Three things I tried that didn't work:
gcloud alpha monitoring incidents list— not available in the current gcloud version- Cloud Monitoring REST API v2 incidents endpoint — returned 404
- Querying
jsonPayload.incident.statein Cloud Logging — wrong log format, returned nothing
What actually worked: querying Cloud Logging for the log name monitoring.googleapis.com/ViolationOpenEventv1. This log captures one entry each time an alert policy fires.
gcloud logging read \
'logName="projects/spg-zpc-p/logs/monitoring.googleapis.com%2FViolationOpenEventv1"' \
--project=spg-zpc-p \
--freshness=30d \
--limit=1000 \
--format=json
Two fields matter in those log entries: labels.policy_display_name (the alert name) and labels.verbose_message. Use verbose_message, not terse_message — terse truncates the actual metric value, which is the number you need to decide whether the threshold is wrong or just the window.
The Data
Firing counts over 30 days in production:
| Alert Policy | Fires / 30 days |
|---|---|
| PPME Container Error Logs | 568 |
| Envirovue Read Request Abuse | 235 |
| NL CPU Usage Exceed 80% | 111 |
| HAProxy Container Error Logs | 25 |
568 fires in 30 days is approximately 19 per day, or one every 75 minutes. That's not alerting. That's noise that's training the on-call team to ignore the paging system.
The Fixes
PPME Container Error Logs: threshold 50 → 200
The verbose_message data showed normal operation producing 100–180 error log lines per evaluation window. The threshold of 50 was catching routine churn. Tripling it to 200 puts the alert above the observed noise floor while still catching genuine error spikes.
Envirovue Read Request Abuse: threshold 5 → 20
This alert was designed to catch API abuse patterns. The firing data showed request counts of 8–15 at the time of firing — legitimate traffic from expected usage patterns during peak hours. The new threshold of 20 better separates noise from actual abuse.
NL CPU Usage Exceed 80%: duration 1 min → 5 min
This one was conceptually different, and it's the most interesting fix in the set.
The CPU values at the time of firing were consistently near 80% — the threshold itself was not wrong. The problem was the evaluation window. A 1-minute window measures instantaneous state. It fires on any transient spike during a deployment or batch operation, even if CPU returns to normal in 90 seconds. A 5-minute window measures sustained load. That's what you actually care about for infrastructure sizing decisions.
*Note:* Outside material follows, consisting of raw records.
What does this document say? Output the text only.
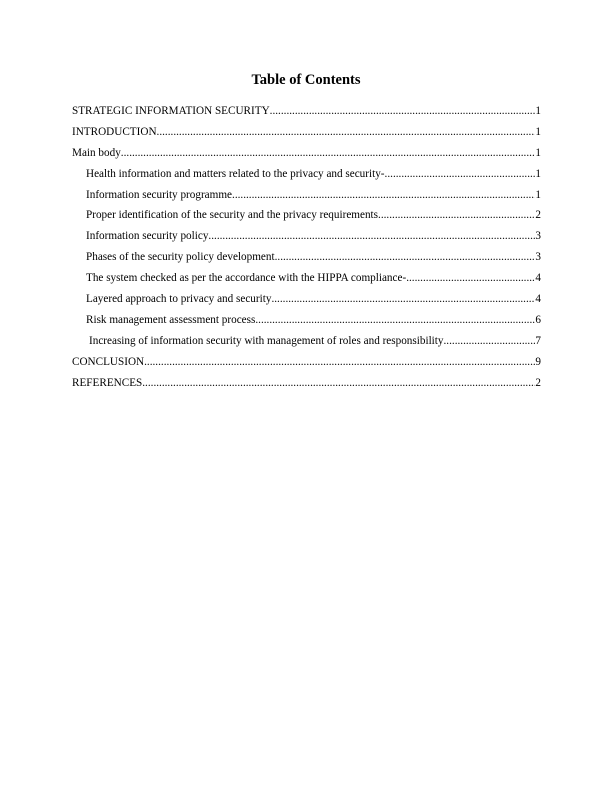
Table of Contents
STRATEGIC INFORMATION SECURITY .....	1
INTRODUCTION .....	1
Main body .....	1
Health information and matters related to the privacy and security- .....	1
Information security programme .....	1
Proper identification of the security and the privacy requirements .....	2
Information security policy .....	3
Phases of the security policy development .....	3
The system checked as per the accordance with the HIPPA compliance- .....	4
Layered approach to privacy and security .....	4
Risk management assessment process .....	6
Increasing of information security with management of roles and responsibility .....	7
CONCLUSION .....	9
REFERENCES .....	2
The instinct when an alert fires too often is to raise the threshold. The right question is: what is the alert actually measuring? For this one, the answer was "not what we want it to measure."
HAProxy Container Error Logs: threshold 100 → 400
HAProxy produces error logs during rolling deployments when connections are briefly refused during pod restarts. Quadrupling the threshold filters deployment noise while preserving signal for genuine service degradation.
Infrastructure: Terraform + Code Generation
The alerting configuration is managed as Terraform with a custom Python code generation step — tf_generate.py templates per-environment policy files into a build/ directory before linting. Changes go into terraform/templates/policies/, get built for all four environments (dev, stage, prod, tools), then commit.
A tflint pass surfaced two unused variable declarations in variables.tf: two_hours and rabbitmq_disk_space_threshold. These correspond to alert policies currently disabled but expected to return. I annotated them with # tflint-ignore: terraform_unused_declarations rather than removing them — removing them would mean rediscovering the right values later.
Validation:
- tf_generate.py — 0 errors across all four environments
- tflint --minimum-failure-severity=error — 0 errors
What Makes This Repeatable
The more important deliverable than the threshold changes themselves is the process: a query pattern for extracting historical alert firing data from Cloud Logging, a structured analysis of firing counts and actual metric values, and documented reasoning for each change.
The next time someone reviews these alerts — whether that's in three months or two years — they have a baseline. They know what the noise floor was, what the threshold was, and why we moved it. That's worth more than the alert changes themselves.